Comment, dans le contexte politique actuel, participer à la défense de nos droits en matière de santé, de vie privée et d’accès aux soins et à la médecine ?

D’aucuns diront que les démocraties semblent en déclin, que les nations se referment sur elles-mêmes. A l’inverse, les logiciels libres et l’association InterHop sont synonymes de transparence et d’ouverture aux autres. Nous favorisons la discussion et l’échange, et nous animons un vaste réseau pour permettre aux chercheurs de travailler ensemble plus efficacement 15.

Nous nous efforçons de faire en sorte que la santé (numérique) soit accessible au plus grand nombre et au juste prix.
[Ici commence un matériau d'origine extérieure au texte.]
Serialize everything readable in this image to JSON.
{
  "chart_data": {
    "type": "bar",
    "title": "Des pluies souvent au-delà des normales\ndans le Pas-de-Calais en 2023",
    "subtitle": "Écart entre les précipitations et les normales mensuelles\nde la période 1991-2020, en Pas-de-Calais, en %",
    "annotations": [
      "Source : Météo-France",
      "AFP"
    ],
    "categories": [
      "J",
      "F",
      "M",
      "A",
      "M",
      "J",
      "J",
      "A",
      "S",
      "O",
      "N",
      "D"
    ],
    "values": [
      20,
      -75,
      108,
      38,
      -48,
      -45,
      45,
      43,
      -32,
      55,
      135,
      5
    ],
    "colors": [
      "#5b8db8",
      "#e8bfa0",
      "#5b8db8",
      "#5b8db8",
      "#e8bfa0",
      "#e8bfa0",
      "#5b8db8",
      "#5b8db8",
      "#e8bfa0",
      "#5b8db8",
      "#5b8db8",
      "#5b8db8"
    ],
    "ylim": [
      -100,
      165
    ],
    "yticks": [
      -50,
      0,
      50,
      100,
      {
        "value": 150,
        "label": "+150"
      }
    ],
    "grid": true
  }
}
Nous promouvons l’entraide comme moteur du développement des sociétés, plutôt que l’appropriation et la concurrence.

Au quotidien, nous défendons l’autonomie numérique des acteurs de santé 16. L’autonomie numérique peut être appréhendée à plusieurs niveaux : individus, institutions (sécurité sociale, régions, départements, villes, hôpitaux, etc.), nations, Europe, États-plateformes ou encore humanité. Elle se définit comme la capacité d’autodétermination dans l’environnement cybernétique.

Tous nos outils numériques (Goupile, LinkR, LibreDataHub) peuvent donc être utilisés directement sur les serveurs HDS de l’association sans nécessiter d’installation. Cependant, certains hôpitaux ont décidé d’aller plus loin en installant localement nos outils numériques. Ils sont sur la voie d’une plus grande autonomie numérique.

Enfin, l’un des principes fondamentaux du RGPD - le règlement général sur la protection des données de l’UE - est la minimisation de la collecte des données 17 au regard des finalités de leur traitement 17. Loin des plateformes centralisatrices américaines et chinoises, nous essayons, comme d’autres avant nous 18, d’offrir une vision moins mercantile et plus décentralisatrice. Dans la mesure du possible, nous utilisons des technologies qui peuvent être fédérées, comme Fediverse 19. De même, pour garantir le secret des échanges, nous préconisons l’utilisation la plus large possible du chiffrement de bout en bout.